After the solitude of the Great Central Road, Yulara was a shock. I’ve been reading on theme while in the NT and re-read Tracks by Robyn Davidson. She visited Uluru with her camels in the late 1970s and described:

… the ever-increasing number of Australia and overseas tourists, who not only had no knowledge of desert ecology and the effect their ery presence had on it, but who insisted on picking wildflowers, throwing cans out of their car windows, breaking trees for firewood, lighting fires where they had no business to, and then not dousing them out, and driving off the perfectly good road, leaving wheel ruts that would last for years.

Over forty years on, with the number of visitors, I completely understand why they have to corral all the campers into a caravan park. But it still was not a highlight of our camping experience.

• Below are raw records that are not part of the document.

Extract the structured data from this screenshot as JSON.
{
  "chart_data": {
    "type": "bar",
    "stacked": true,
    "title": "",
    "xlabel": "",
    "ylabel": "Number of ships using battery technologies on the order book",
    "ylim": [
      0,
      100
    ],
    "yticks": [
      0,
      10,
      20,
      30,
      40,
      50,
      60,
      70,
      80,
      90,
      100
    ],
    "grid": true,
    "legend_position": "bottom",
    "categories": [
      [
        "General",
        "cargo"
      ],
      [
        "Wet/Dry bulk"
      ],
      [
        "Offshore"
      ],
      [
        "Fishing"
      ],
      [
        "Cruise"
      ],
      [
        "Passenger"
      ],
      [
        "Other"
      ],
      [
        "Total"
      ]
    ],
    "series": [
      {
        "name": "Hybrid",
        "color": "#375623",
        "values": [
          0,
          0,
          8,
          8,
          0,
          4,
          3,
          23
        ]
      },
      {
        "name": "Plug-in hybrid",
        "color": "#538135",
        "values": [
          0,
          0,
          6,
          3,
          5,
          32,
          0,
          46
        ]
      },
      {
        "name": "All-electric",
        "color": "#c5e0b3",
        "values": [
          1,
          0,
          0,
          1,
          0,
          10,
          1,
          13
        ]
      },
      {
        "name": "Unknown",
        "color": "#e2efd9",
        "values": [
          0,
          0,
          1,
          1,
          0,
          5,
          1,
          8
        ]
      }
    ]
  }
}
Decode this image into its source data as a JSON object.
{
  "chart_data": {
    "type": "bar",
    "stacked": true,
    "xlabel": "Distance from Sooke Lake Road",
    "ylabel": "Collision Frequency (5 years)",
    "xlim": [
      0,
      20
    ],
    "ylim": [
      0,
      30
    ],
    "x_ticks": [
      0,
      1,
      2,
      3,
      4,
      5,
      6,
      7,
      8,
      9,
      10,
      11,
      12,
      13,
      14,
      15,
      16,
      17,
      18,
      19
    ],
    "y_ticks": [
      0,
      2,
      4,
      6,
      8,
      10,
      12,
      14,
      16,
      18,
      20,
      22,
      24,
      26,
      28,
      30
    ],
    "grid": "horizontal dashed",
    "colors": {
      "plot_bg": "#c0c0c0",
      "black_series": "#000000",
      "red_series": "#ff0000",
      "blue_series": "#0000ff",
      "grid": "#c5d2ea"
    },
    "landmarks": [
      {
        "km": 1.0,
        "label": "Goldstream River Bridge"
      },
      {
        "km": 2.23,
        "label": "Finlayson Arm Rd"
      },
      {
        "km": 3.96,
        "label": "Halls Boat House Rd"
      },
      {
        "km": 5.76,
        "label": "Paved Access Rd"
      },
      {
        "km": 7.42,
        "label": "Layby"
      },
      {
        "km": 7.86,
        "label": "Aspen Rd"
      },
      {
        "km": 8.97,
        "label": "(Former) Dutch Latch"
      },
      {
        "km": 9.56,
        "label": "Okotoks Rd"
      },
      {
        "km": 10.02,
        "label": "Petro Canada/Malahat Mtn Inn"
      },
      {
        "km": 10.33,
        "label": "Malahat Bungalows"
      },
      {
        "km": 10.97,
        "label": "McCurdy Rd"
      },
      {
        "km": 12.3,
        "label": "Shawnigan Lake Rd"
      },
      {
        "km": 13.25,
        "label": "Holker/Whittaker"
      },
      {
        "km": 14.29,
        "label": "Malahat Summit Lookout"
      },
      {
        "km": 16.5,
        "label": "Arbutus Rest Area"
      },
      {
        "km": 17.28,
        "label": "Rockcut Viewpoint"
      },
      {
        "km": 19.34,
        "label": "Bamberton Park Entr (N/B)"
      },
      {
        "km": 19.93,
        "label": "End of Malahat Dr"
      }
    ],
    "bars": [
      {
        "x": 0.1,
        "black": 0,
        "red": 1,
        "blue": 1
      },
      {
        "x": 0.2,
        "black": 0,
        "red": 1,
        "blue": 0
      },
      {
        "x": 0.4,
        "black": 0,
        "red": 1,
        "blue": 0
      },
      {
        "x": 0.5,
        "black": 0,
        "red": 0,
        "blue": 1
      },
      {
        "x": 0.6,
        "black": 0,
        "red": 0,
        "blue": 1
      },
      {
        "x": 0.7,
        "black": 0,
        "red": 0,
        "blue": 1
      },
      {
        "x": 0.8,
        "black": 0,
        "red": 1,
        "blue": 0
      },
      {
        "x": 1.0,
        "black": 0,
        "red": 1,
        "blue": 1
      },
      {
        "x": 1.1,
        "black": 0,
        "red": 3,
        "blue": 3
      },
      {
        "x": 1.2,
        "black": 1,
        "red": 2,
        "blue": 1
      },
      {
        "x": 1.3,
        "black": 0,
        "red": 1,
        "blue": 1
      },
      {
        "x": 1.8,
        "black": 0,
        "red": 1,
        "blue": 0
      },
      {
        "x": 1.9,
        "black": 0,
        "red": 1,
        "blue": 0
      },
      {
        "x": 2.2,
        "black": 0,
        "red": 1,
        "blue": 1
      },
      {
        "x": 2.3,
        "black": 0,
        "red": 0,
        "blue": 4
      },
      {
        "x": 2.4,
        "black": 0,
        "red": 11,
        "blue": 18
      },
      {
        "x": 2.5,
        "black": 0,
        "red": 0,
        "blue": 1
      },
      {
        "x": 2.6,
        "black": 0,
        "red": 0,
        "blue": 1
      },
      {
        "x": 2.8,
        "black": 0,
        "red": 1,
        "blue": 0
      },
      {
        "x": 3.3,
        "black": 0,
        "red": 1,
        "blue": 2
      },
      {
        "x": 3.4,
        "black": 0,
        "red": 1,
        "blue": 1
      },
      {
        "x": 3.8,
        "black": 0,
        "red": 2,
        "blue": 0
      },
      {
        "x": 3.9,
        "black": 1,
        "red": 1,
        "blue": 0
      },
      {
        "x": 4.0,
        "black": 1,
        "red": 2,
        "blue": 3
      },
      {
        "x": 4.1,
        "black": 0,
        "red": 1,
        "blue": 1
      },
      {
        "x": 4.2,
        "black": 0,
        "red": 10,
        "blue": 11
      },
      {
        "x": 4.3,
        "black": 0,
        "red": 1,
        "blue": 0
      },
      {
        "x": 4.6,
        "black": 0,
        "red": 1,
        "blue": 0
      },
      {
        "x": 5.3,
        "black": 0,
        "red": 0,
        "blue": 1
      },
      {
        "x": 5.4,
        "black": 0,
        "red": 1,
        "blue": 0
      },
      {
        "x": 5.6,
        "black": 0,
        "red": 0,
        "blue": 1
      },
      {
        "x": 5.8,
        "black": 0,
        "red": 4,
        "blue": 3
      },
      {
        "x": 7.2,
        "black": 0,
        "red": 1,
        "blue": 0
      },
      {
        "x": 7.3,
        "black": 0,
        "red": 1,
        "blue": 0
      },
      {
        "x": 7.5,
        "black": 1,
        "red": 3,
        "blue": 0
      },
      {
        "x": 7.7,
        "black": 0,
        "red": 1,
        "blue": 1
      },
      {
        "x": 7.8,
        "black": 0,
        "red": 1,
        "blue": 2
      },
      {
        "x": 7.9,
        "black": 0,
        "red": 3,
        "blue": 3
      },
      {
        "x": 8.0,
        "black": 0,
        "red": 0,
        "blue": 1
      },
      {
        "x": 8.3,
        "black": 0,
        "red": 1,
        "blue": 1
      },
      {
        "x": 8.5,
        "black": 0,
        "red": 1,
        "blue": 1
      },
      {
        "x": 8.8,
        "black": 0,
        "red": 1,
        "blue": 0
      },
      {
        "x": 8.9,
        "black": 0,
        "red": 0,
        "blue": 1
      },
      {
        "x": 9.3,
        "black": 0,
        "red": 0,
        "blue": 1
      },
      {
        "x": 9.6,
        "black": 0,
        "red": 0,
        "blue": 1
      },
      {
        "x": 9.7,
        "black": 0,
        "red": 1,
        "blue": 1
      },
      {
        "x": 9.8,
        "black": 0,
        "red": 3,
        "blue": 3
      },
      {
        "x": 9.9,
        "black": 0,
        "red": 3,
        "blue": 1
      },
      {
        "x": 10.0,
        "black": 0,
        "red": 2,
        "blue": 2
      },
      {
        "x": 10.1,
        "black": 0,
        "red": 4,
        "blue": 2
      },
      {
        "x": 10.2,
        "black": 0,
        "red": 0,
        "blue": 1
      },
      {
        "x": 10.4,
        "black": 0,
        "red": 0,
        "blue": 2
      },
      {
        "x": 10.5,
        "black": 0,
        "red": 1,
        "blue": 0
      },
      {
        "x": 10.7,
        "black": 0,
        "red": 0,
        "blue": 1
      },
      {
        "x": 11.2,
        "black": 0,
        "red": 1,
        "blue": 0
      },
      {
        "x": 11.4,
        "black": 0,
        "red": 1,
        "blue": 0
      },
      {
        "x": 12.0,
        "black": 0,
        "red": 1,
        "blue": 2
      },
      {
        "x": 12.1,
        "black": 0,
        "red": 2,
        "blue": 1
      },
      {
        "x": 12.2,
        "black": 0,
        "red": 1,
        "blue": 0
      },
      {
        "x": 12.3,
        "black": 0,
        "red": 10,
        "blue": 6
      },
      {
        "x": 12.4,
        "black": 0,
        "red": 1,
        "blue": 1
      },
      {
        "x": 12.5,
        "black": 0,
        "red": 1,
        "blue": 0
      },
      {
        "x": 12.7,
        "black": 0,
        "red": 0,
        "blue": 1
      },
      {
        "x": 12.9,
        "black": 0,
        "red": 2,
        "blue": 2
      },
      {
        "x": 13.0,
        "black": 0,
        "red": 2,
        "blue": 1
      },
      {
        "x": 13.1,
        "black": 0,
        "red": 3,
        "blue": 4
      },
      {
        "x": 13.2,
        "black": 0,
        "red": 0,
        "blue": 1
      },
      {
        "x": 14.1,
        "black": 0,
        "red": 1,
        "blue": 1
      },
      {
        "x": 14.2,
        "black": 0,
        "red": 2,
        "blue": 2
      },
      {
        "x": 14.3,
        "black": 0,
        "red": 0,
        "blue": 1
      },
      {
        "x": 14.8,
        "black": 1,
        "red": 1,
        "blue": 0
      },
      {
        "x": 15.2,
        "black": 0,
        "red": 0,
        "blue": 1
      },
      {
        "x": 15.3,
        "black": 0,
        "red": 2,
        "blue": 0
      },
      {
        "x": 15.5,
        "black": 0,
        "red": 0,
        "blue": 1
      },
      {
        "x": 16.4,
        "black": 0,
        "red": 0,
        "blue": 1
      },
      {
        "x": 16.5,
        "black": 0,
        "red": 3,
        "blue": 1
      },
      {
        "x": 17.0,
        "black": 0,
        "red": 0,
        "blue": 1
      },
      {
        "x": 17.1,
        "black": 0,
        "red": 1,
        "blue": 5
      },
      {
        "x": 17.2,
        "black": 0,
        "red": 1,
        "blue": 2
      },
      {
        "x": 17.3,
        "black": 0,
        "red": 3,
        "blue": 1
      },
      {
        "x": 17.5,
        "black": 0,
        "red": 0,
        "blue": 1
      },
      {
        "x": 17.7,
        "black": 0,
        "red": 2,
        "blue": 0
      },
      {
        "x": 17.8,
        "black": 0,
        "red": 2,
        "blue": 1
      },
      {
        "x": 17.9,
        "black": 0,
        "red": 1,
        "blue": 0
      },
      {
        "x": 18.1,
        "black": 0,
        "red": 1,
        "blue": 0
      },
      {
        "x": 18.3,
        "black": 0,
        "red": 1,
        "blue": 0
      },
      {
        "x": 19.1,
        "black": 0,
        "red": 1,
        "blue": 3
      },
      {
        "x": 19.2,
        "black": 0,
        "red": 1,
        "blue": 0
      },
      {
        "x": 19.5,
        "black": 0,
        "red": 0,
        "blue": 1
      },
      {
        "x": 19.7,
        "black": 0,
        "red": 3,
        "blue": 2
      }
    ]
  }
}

So before another caravan park experience we needed a break at the Henbury meteorite craters. A tiny campsite next to a rocky ridge, and a set of small meteorite craters to walk around. And a campsite perfectly situated to see the rising full moon.

Then we were ready to face Kings Canyon Resort. But in fact it was nothing like Yulara, and we camped at the very edge, facing outwards towards the George Gill Range and its spectacular sunset display. And again, for two nights we were perfectly situated to watch the moon rise. 

The walk around Kings Canyon was spectacular. It was again much hyped, and the number of walkers supported this. But we took our time, with a long pause halfway through, which seemed to let the rush hour pass us by.

The scale of Kings Canyon was just immense, and the sheer sided walls seemed unusual to the more jagged and rugged gorges we’d seen. And then on top of all this rock, as far as we could see, were these amazing rounded domes. 

We followed the walk down into the Garden of Eden, to the lush green bottom of the gorge, where a small pool remained. The request was that we did not swim for cultural reasons, and this imperious, confident raven seemed to be there as guardian of that pool.